A July 16 editorial dealt with the city celebrating the first Gen. Anthony Wayne Day. Being a lifelong student of local history, I felt compelled to address a few of the errors in that editorial.
City Council passed the resolution declaring July 16 General Anthony Wayne day this year, not last. That meant the various groups and committees had roughly five months to plan events all across the city. An important step was the extension of multiple offers to the Miami Nation to join in planning, ensuring their voices would be heard and offering them what I believe would have been a valuable stage upon which they could share their perspectives and their cultural history. Every invitation was declined.
If the author of the editorial had contacted those planning the event or researched the scheduled events for the day, they would have discovered that several noted historians were present and included during the planning process. One historian lamented that the statue of Little Turtle isn’t featured more prominently; I agree.

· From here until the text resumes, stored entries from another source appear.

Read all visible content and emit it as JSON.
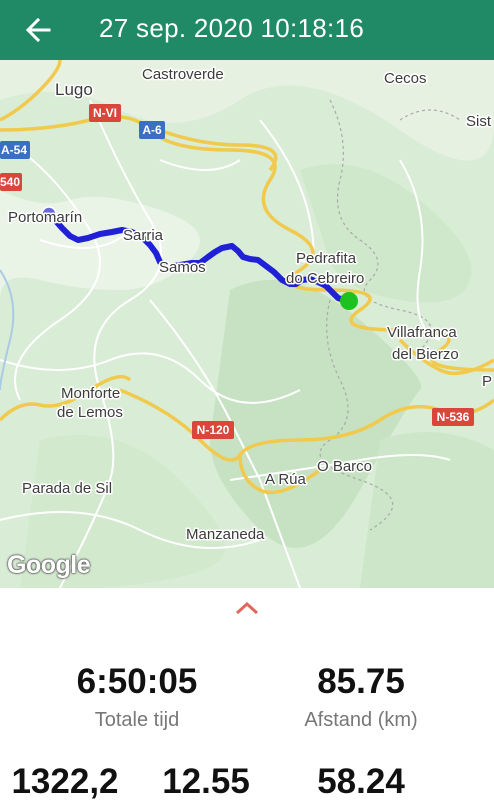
{
  "header": {
    "title": "27 sep. 2020 10:18:16",
    "back_icon": "arrow-back-icon",
    "background": "#1f8a65"
  },
  "map": {
    "places": {
      "lugo": "Lugo",
      "castroverde": "Castroverde",
      "cecos": "Cecos",
      "sist": "Sist",
      "portomarin": "Portomarín",
      "sarria": "Sarria",
      "samos": "Samos",
      "pedrafita_1": "Pedrafita",
      "pedrafita_2": "do Cebreiro",
      "villafranca_1": "Villafranca",
      "villafranca_2": "del Bierzo",
      "monforte_1": "Monforte",
      "monforte_2": "de Lemos",
      "o_barco": "O Barco",
      "a_rua": "A Rúa",
      "parada": "Parada de Sil",
      "manzaneda": "Manzaneda",
      "p": "P"
    },
    "roads": {
      "nvi": "N-VI",
      "a6": "A-6",
      "a54": "A-54",
      "r540": "540",
      "n120": "N-120",
      "n536": "N-536"
    },
    "attribution": "Google",
    "route_color": "#2020d8",
    "end_marker_color": "#1ec21e"
  },
  "panel": {
    "expand_icon": "chevron-up-icon",
    "stats": {
      "total_time": {
        "value": "6:50:05",
        "label": "Totale tijd"
      },
      "distance": {
        "value": "85.75",
        "label": "Afstand (km)"
      },
      "stat3": {
        "value": "1322,2"
      },
      "stat4": {
        "value": "12.55"
      },
      "stat5": {
        "value": "58.24"
      }
    }
  }
}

The frontier undoubtedly had a complicated and bloody history, with numerous atrocities on both sides. There is not a single person in human history who is blameless, especially when viewed through the more focused lens of a society that has grown increasingly enlightened. The place of a true historian isn’t to judge, but to impartially unravel the facts and causes surrounding a particular conflict to better understand it so that we, as a society, might never have to repeat the same mistakes or injustices.
I believe the city’s first General Anthony Wayne Day was a great success that helped bring our local history into the spotlight in a fun, non-confrontational manner. Sometimes it is the victor who gets to write the history. But sometimes, those writing it are the ones who actually showed up to have the conversations necessary to fully understand it.